Subject: | Indexing bug for large source trees |
For large source trees (200k lines) the implicit btree index on words(word) via the unique constraint can make postgres barf.
I added support for optionally hash indexing it instead via this patch.
Subject: | Kasago.patch |
diff --git a/CHANGES b/CHANGES
index c7aaa13..46c1059 100644
--- a/CHANGES
+++ b/CHANGES
@@ -1,4 +1,6 @@
CHANGES file for Kasago:
+0.3 Tue Sep 3
+ Add support for hash indexing on words(word)
0.29 Tue Jul 26 14:32:05 BST 2005
- first release
\ No newline at end of file
diff --git a/lib/Kasago.pm b/lib/Kasago.pm
index 687a455..9abd51d 100644
--- a/lib/Kasago.pm
+++ b/lib/Kasago.pm
@@ -12,7 +12,7 @@ use PPI;
use Search::QueryParser;
use base qw( Class::Accessor::Chained::Fast );
__PACKAGE__->mk_accessors(qw( dbh ));
-our $VERSION = '0.29';
+our $VERSION = '0.3';
sub new {
my $class = shift;
@@ -31,7 +31,7 @@ sub DESTROY {
}
sub init {
- my $self = shift;
+ my ($self, $index_type) = @_;
my $dbh = $self->dbh;
eval {
@@ -65,12 +65,20 @@ CREATE TABLE files (
CREATE INDEX source_id_index ON files(source_id);
");
- $dbh->do("
+ my $words_table = "
CREATE TABLE words (
word_id SERIAL PRIMARY KEY,
- word TEXT UNIQUE
+ word TEXT ";
+ if ($index_type eq 'hash') {
+ $words_table = ."
) WITHOUT OIDS;
-");
+CREATE INDEX words_word ON words USING hash (word);
+";
+ }
+ else {
+ $words_table = " UNIQUE) WITHOUT OIDS;";
+ }
+ $dbh->do($words_table);
$dbh->do("
CREATE TABLE lines (
@@ -552,12 +560,15 @@ You pass a source name and the directory path:
$kasago->import($source, $dir);
-=head2 init
+=head2 init ($index_type)
-This created the tables needed by Kasago in the database.

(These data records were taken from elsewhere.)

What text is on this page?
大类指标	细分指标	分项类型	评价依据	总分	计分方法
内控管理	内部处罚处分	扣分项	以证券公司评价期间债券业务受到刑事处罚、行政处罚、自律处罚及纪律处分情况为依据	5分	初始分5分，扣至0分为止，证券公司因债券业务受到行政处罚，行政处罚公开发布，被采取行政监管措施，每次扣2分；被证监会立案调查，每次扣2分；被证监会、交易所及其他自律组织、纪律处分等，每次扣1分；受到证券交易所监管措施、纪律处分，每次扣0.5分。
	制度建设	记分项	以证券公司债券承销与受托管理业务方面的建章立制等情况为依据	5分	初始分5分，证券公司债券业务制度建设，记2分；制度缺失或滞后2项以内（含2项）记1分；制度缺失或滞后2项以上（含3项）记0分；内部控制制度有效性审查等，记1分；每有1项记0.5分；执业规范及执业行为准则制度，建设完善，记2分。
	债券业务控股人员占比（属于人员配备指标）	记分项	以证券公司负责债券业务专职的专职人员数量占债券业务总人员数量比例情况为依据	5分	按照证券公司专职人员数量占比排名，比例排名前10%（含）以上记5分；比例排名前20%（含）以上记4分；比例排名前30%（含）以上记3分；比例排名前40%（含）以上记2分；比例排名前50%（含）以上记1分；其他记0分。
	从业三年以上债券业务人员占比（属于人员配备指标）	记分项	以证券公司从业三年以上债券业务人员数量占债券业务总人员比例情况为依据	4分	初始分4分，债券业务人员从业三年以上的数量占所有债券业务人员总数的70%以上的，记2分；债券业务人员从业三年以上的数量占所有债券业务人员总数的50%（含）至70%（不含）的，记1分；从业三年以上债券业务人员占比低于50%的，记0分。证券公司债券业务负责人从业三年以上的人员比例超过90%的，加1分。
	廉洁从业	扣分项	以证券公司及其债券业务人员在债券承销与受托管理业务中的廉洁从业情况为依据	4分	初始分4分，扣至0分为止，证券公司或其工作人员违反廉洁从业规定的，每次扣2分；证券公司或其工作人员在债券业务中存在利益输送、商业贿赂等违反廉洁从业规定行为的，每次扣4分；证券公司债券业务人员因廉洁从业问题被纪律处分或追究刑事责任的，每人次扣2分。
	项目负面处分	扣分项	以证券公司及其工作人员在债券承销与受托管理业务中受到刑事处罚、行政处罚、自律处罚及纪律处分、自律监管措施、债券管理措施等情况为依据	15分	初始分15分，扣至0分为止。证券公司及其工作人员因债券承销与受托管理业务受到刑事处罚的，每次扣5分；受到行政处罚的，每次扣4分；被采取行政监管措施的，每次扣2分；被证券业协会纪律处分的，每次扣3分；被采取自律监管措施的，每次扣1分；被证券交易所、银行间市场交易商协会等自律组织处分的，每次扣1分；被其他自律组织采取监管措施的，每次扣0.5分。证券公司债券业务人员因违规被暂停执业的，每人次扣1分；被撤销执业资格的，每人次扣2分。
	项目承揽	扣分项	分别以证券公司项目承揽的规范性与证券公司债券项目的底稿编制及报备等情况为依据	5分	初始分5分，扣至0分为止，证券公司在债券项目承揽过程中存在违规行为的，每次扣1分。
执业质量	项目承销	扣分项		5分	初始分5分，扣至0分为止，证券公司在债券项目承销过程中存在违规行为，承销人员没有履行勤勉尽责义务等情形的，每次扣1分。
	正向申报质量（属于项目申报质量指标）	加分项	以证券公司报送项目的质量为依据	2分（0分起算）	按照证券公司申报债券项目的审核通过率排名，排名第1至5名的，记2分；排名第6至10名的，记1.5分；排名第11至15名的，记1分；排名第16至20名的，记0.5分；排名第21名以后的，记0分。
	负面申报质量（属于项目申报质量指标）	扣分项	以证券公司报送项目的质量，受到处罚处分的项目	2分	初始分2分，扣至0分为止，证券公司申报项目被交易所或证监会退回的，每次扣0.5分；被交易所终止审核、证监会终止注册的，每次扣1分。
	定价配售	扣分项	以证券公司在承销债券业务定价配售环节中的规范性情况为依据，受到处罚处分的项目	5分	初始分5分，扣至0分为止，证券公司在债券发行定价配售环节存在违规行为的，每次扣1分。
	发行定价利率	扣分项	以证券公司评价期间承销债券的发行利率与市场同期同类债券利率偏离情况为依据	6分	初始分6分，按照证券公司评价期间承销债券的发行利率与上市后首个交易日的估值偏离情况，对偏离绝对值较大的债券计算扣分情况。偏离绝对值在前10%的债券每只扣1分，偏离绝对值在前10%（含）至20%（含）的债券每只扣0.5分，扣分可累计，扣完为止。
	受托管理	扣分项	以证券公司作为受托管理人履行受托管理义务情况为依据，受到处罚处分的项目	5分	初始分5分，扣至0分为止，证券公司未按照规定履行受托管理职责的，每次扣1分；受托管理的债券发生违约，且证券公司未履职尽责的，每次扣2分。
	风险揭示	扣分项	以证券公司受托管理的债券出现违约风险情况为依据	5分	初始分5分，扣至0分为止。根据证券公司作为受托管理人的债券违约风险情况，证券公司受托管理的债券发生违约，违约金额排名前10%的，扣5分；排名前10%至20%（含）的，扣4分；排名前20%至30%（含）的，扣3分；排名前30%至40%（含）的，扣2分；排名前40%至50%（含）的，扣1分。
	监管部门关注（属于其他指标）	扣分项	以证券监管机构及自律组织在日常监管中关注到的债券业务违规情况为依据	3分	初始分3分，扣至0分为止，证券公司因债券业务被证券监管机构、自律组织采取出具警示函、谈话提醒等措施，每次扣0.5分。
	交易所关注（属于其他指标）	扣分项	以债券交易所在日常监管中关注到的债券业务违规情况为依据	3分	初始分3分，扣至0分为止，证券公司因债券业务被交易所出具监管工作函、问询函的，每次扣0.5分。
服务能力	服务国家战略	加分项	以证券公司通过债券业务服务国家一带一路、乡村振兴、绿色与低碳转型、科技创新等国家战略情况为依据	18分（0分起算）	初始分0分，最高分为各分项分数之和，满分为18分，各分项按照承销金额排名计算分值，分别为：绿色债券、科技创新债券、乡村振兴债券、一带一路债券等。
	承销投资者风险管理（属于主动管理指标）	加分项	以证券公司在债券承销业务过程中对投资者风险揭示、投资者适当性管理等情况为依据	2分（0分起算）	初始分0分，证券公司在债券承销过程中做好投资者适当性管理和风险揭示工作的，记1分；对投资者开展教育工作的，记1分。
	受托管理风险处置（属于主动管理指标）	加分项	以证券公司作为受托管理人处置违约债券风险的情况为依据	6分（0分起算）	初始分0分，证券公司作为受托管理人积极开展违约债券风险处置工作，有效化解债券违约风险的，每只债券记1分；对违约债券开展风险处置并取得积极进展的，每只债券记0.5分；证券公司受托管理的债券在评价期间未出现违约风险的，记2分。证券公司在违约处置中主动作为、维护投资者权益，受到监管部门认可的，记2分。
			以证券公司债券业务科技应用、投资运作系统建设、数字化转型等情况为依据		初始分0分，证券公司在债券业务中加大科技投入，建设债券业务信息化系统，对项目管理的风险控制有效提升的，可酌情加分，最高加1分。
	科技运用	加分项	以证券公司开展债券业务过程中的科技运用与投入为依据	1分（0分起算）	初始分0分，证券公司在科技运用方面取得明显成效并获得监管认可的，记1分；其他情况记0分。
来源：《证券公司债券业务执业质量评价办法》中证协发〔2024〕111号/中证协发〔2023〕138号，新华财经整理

You only need run this
-once. If you run this after initialisation, it will delete the index.
-
- $kasago->init;
+This created the tables needed by Kasago in the database. You only need run
+this once. If you run this after initialisation, it will delete the index.
+If $index_type eq 'hash' then a hash based index will be created on
+words(word). Otherwise an implicit btree index will be created. For large
+codebases, postgres can complain about index size for the btree index. The
+hash index fixes this, but at the expense of only being useful for equality
+operators. $kasago->init;
=head2 search